Torniamo alle nostre esigenze attuali, facilmente riassumibili in un dato: non abbiamo uno spazio verde a disposizione per passare la fase 2; a meno di accogliere l’invito dell’ l’Amministrazione Comunale che ha indicato giardino aperto in zona quello di piazza Puccini, un triangolo di 0,20 ettari. A parte la dimensione (se non lo conoscete e non mi credete guardate con google), è collocato sotto i tubi di scappamento di auto e soprattutto autobus che passano in zona, proprio fisicamente perché é più basso della sede stradale. D’altronde ormai nel verde urbano a Firenze si calcolano le aiole spartitraffico e le fioriere!

Non tutto è perduto, però; nelle ultime settimane abbiamo appreso che d’ora in poi tutto cambierà a Firenze: il centro tornerà a vivere perché ci torneranno cittadine e cittadine da tempo sfollati, studenti e studentesse, tutti cacciati dal rialzo dei prezzi dato dal business del turismo. Insomma ci salverà da un ulteriore degrado della vivibilità di Firenze la bacchetta magica della crisi del settore turistico che non garantirà più alcun utile per gli imprenditori, piccoli e piccolissimi (i grandi resistono sempre!), ma soprattutto perché al Comune di Firenze verranno a mancare gli introiti derivanti dal turismo e dalle svendite di un patrimonio pubblico, i cui ultimi brandelli sono difficilmente vendibili in un periodo di stagnazione economica come quello che si è aperta con il Coronavirus.

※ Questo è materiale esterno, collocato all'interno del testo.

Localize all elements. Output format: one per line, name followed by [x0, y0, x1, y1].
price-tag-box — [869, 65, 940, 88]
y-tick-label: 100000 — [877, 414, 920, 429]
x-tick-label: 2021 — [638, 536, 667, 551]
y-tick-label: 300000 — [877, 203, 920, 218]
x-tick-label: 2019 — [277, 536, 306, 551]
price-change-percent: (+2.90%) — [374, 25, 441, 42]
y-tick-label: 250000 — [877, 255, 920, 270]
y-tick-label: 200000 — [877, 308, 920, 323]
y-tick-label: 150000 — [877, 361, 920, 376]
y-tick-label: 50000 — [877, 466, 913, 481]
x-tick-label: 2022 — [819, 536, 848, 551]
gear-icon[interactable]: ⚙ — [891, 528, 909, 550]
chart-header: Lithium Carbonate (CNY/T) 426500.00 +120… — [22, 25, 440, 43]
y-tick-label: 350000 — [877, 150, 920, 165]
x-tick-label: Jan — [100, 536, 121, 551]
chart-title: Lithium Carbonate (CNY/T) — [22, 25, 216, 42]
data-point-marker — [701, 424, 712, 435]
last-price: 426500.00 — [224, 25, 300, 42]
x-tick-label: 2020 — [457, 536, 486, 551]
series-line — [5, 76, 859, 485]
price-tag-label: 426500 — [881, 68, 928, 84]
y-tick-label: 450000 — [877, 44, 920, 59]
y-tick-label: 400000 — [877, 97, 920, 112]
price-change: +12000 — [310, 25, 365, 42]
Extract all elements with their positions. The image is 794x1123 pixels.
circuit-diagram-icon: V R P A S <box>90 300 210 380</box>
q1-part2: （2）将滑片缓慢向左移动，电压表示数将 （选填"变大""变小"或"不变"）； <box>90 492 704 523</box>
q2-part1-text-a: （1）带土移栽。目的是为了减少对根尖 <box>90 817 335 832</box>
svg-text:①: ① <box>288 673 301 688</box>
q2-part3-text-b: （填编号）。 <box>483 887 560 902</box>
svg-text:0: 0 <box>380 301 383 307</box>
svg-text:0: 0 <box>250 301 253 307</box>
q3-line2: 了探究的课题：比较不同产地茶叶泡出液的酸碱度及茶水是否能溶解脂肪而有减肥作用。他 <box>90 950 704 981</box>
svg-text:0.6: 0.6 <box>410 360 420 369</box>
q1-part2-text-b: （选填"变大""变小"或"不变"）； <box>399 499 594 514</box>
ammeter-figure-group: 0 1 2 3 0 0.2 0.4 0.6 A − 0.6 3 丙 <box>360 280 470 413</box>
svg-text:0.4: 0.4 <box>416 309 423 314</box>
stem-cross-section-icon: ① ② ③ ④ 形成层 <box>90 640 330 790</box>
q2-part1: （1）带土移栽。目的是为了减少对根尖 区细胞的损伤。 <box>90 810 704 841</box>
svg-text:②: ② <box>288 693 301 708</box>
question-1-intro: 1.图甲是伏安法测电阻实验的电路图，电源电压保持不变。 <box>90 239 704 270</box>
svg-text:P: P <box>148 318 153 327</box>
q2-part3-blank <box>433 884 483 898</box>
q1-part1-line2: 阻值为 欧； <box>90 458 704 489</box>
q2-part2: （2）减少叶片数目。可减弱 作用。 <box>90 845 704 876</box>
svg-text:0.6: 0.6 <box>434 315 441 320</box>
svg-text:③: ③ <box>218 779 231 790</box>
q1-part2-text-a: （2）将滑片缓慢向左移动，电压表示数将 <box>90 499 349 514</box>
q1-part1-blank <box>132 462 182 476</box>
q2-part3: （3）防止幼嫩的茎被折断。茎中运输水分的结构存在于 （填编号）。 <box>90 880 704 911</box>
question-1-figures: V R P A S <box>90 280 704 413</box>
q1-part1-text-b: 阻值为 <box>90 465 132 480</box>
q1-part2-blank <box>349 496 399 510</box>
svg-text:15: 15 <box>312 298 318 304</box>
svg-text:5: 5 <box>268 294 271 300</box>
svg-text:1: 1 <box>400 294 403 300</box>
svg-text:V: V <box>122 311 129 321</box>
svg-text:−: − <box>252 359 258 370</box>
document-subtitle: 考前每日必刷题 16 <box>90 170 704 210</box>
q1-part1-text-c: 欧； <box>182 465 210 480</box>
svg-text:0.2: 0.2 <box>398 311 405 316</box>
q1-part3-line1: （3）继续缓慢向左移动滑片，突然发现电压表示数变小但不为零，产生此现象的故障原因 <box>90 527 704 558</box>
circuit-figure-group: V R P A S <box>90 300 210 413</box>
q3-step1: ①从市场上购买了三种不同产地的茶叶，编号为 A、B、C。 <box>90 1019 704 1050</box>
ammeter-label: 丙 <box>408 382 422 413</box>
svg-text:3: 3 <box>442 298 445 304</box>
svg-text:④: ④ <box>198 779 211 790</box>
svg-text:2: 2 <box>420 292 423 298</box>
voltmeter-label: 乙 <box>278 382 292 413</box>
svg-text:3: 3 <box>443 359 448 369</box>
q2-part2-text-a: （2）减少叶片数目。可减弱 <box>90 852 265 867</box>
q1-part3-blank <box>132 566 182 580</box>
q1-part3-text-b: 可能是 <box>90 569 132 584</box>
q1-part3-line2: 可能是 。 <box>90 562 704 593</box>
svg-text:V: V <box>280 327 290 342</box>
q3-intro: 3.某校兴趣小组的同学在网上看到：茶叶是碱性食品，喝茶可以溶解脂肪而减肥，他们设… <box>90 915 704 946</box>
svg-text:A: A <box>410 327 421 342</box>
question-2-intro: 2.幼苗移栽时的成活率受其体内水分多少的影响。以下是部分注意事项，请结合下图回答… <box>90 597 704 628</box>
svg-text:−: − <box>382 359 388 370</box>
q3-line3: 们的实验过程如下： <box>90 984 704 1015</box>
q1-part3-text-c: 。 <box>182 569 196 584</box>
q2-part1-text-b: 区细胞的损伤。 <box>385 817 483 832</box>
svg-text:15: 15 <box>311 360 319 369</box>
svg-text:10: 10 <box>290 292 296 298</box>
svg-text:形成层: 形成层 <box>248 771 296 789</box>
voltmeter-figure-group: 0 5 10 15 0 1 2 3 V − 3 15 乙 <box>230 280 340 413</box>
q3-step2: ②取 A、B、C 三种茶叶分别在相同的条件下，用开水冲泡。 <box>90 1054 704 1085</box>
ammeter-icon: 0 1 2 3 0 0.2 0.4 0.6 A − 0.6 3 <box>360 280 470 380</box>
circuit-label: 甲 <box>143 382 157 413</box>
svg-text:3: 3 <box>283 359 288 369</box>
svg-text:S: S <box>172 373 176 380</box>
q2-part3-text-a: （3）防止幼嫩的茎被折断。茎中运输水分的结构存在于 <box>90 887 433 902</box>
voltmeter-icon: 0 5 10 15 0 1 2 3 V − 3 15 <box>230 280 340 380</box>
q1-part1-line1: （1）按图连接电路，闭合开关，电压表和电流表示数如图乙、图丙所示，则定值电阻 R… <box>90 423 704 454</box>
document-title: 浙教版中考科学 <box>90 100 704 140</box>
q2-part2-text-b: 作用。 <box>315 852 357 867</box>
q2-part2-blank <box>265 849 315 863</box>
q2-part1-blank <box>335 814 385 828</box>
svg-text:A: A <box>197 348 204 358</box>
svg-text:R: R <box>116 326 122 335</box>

Non è tutto: la città virerà decisamente verso un futuro roseo, anzi verde, Nardella ha promesso “una città verde e High teach”.

E allora cominciamo a dire cosa fare da subito, come garantire a questa zona la vivibilità ora e come investire per un cambiamento reale. L’Amministrazione Comunale dica chiaramente come intende risolvere la grave situazione di questo rione, aprendo un tavolo di confronto con comitati e associazioni di zona, proponendo soluzioni immediate, fattibili e non proclami altisonanti che partoriscono sempre … il topolino. Comitati e associazioni nel quartiere e nella città hanno per almeno due decenni denunciato la politica delle Amministrazioni locali, e hanno sempre avanzato proposte positive su abitabilità, servizi, viabilità, spazi verdi e socialità. Non mancano le proposte di medio e lungo termine per ridare alla città e a questo rione una vivibilità maggiore, lo abbiamo dimostrato con le mille iniziative e battaglie. Associazioni, comitati anche della zona sono al lavoro. Il Coronavirus non ci fermerà, anzi, ci darà maggiore coscienza, necessità e voglia di cambiamento.